L’ancien Président sud-africain, Thabo Mbeki, est formel : l’usage de la force au lieu de résoudre la crise post-électorale en Côte d’Ivoire, ne fera que l’envenimer. Dans une interview accordée, le 4 janvier dernier, à la chaîne sud-africaine South African Broadcasting Corporation (Sabc), le premier émissaire de l’Union africaine (Ua) a mis en garde contre toute intervention militaire. «Je pense que cela est dangereux parce que pouvant conduire le pays, de mon point de vue, vers la guerre civile. Toute intervention de ce type entraînerait inévitablement la guerre civile», a-t-il confié.
Thabo Mbeki s’oppose ainsi à l’option militaire qu’envisage la Communauté économique des Etats de l’Afrique de l’Ouest (Cedeao) pour installer au pouvoir Alassane Ouattara et à l’opération commando que sollicite le président du Rdr pour chasser Laurent Gbagbo du pouvoir. L’organisation sous-régionale et les autres institutions internationales (Union africaine, Union européenne, Onu) ne reconnaissent que les résultats… provisoires et hors délai de la Cei qui donnent Alassane Ouattara vainqueur du scrutin; elles refusent, par conséquent, ceux… définitifs pourtant du Conseil constitutionnel qui donnent la victoire à Laurent Gbagbo, le Président sortant.
Après un séjour de 48 heures en Côte d’Ivoire (les 5 et 6 décembre dernier) à la demande de Jean Ping, président de la Commission de l’Ua, Thabo Mbeki avait annoncé les couleurs de la résolution par voie politique ou diplomatique de la crise. «Je voudrais lancer un appel, au nom de l’Union africaine, à toutes la classe politique et l’inviter à la paix. Il faut faire en sorte de préserver la paix et de donner une marge de manœuvre aux millions d’Africains, d’organisations africaines qui sont disposées à venir aider la Côte d’Ivoire pour résoudre la crise. Il ne faut pas s’engager dans des conflits qui pourraient mettre en péril la paix», avait-il averti à son départ d’Abidjan à l’issue de ses rencontres avec tous les protagonistes de la crise (Cf. Fraternité Matin n°13.824 du 7 décembre 2010).
«C’est cela notre point de vue que la seule voie qui s’offre aux leaders ivoiriens, c’est de s’asseoir et trouver une solution politique. Quelle que soit la nature de cette solution, ils doivent la négocier», a-t-il renchéri sur la Sabc.
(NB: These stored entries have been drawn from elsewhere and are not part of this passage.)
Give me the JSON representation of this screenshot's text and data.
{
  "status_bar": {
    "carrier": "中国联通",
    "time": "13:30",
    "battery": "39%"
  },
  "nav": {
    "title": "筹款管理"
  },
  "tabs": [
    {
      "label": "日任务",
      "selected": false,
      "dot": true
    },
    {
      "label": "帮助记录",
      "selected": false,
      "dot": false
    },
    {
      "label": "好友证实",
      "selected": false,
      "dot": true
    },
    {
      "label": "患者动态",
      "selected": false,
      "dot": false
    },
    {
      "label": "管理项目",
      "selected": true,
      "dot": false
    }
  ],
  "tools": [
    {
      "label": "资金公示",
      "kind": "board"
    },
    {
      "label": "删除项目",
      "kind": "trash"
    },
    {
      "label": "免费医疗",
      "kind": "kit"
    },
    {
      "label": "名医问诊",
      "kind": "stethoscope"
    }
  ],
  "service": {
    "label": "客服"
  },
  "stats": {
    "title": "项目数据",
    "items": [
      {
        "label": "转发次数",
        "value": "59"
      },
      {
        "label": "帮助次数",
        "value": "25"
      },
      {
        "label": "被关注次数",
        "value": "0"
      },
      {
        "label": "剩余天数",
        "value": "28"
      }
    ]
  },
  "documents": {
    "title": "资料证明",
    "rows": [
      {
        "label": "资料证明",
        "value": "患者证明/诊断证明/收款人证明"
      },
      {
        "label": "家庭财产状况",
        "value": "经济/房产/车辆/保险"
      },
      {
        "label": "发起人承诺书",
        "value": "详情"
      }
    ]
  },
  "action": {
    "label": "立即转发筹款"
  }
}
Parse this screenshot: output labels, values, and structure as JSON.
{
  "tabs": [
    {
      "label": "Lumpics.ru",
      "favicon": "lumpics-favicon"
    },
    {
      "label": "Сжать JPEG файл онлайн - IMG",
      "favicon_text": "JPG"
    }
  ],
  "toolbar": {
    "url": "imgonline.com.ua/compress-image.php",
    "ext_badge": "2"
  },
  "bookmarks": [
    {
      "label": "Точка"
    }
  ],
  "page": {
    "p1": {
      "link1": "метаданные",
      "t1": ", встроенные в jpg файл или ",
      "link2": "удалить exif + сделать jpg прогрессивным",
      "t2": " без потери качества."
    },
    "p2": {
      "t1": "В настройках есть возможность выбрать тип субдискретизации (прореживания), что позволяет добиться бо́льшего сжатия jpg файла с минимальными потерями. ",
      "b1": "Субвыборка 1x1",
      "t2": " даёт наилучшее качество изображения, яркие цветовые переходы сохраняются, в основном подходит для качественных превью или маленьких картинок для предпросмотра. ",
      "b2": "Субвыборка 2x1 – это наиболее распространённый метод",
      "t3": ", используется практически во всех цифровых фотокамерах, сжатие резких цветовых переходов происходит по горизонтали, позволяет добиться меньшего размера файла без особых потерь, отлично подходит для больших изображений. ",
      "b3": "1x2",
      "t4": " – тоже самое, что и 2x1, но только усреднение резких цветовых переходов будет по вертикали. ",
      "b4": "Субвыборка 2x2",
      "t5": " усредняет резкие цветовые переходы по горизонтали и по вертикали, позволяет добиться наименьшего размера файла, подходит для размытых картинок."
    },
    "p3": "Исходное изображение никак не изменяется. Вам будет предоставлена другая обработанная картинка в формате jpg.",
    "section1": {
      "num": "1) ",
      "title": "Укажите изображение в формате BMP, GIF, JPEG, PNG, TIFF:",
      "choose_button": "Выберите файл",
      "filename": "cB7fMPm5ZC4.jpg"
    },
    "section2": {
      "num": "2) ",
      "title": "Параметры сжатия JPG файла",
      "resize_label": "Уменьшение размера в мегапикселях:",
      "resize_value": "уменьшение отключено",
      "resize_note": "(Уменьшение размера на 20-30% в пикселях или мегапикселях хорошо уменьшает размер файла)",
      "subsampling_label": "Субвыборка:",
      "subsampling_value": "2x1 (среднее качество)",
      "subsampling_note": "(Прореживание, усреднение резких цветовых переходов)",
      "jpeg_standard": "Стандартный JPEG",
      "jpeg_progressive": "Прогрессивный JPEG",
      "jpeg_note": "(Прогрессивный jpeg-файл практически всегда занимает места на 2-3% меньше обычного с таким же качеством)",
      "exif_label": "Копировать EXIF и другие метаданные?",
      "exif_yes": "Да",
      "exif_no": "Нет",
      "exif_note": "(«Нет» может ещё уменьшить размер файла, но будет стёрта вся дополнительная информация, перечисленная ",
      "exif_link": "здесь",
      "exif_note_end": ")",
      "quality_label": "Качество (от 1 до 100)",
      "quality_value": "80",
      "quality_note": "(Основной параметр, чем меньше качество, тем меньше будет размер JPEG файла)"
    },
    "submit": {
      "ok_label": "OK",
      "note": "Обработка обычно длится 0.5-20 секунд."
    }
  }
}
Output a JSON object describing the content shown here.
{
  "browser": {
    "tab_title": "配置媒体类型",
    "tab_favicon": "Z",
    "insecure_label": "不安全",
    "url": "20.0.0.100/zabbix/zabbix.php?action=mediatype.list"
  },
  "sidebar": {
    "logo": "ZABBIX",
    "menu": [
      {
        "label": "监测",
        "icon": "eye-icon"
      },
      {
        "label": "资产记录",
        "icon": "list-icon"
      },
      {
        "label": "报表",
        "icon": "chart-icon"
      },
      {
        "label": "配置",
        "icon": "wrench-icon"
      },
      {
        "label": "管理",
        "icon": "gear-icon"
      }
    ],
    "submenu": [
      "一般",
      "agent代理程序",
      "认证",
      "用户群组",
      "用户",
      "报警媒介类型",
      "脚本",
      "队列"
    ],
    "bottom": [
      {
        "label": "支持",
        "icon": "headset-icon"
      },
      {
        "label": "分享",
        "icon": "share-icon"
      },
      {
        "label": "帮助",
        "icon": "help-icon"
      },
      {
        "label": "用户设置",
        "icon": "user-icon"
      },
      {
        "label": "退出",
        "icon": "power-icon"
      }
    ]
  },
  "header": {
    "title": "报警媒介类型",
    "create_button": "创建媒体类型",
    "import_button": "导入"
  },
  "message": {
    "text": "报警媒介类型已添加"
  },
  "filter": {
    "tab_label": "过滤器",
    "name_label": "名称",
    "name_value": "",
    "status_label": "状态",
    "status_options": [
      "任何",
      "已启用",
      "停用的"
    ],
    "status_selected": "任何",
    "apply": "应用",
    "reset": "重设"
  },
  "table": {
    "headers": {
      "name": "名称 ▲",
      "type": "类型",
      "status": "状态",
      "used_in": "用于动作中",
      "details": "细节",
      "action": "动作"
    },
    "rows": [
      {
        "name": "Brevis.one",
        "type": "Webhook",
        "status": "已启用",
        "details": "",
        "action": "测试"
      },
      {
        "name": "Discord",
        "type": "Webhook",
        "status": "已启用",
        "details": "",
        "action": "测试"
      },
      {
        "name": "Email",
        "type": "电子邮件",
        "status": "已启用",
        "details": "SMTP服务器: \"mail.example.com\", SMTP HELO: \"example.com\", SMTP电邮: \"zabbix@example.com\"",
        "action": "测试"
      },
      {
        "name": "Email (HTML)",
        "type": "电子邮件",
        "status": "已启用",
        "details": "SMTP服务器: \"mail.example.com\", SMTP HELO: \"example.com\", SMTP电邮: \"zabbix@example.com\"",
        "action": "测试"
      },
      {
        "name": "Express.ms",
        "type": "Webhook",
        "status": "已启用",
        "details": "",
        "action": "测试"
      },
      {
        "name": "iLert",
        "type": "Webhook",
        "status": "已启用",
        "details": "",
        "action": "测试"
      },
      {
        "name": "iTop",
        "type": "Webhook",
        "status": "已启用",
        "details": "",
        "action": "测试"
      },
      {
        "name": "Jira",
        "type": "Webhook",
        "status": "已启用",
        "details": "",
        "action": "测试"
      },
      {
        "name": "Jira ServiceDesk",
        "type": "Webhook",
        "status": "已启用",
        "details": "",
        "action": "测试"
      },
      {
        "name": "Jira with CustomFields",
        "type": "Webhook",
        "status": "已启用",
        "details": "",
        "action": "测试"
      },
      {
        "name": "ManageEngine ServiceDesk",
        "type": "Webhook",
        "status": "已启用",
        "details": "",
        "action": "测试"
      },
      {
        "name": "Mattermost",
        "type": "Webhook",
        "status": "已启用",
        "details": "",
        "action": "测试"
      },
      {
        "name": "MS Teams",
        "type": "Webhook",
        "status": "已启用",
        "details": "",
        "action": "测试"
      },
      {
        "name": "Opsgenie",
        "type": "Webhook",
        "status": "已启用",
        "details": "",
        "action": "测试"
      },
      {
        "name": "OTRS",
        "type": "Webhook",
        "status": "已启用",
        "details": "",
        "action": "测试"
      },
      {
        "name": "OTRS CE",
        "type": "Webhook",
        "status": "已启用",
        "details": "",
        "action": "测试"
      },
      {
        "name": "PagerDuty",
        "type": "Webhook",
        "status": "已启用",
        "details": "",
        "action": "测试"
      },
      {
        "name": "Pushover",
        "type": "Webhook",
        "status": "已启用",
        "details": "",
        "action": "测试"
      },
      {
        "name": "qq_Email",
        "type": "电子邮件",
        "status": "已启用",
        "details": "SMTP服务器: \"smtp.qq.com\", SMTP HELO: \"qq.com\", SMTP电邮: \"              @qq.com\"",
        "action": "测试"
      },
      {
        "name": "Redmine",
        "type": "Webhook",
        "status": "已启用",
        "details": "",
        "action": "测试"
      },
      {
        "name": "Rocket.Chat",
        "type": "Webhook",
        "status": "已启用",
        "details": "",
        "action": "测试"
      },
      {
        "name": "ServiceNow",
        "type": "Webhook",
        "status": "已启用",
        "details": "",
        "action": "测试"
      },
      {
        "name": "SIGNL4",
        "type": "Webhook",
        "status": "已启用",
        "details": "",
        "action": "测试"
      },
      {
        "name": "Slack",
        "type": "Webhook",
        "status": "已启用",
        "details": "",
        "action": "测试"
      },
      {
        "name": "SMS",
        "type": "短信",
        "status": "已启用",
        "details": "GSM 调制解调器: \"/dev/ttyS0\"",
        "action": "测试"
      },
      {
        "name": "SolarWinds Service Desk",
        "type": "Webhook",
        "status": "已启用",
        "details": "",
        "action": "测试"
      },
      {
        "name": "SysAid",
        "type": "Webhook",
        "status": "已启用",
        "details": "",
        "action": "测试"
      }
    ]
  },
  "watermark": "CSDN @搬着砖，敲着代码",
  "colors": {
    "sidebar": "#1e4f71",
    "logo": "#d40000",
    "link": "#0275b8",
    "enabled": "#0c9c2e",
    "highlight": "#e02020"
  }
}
Thabo Mbeki est sur la même longueur d’ondes que les autorités de son pays. Le 28 décembre dernier, le gouvernement sud-africain invitait les parties ivoiriennes en conflit à mettre l’intérêt du peuple au-dessus de leurs différends et à immédiatement entamer le dialogue. Le successeur de Nelson Mandela est au fait de la crise politico-militaire ivoirienne et connaît bien l’environnement et le microcosme politique ivoiriens. En novembre 2004, alors qu’il était en mission en Côte d’Ivoire pour le compte de l’Ua, il a vécu en direct les affrontements entre les Jeunes patriotes et les soldats français de l’opération Licorne, assisté à la destruction au sol de tous les aéronefs militaires ivoiriens après le bombardement, dans des circonstances jamais élucidées, du cantonnement militaire français à Bouaké.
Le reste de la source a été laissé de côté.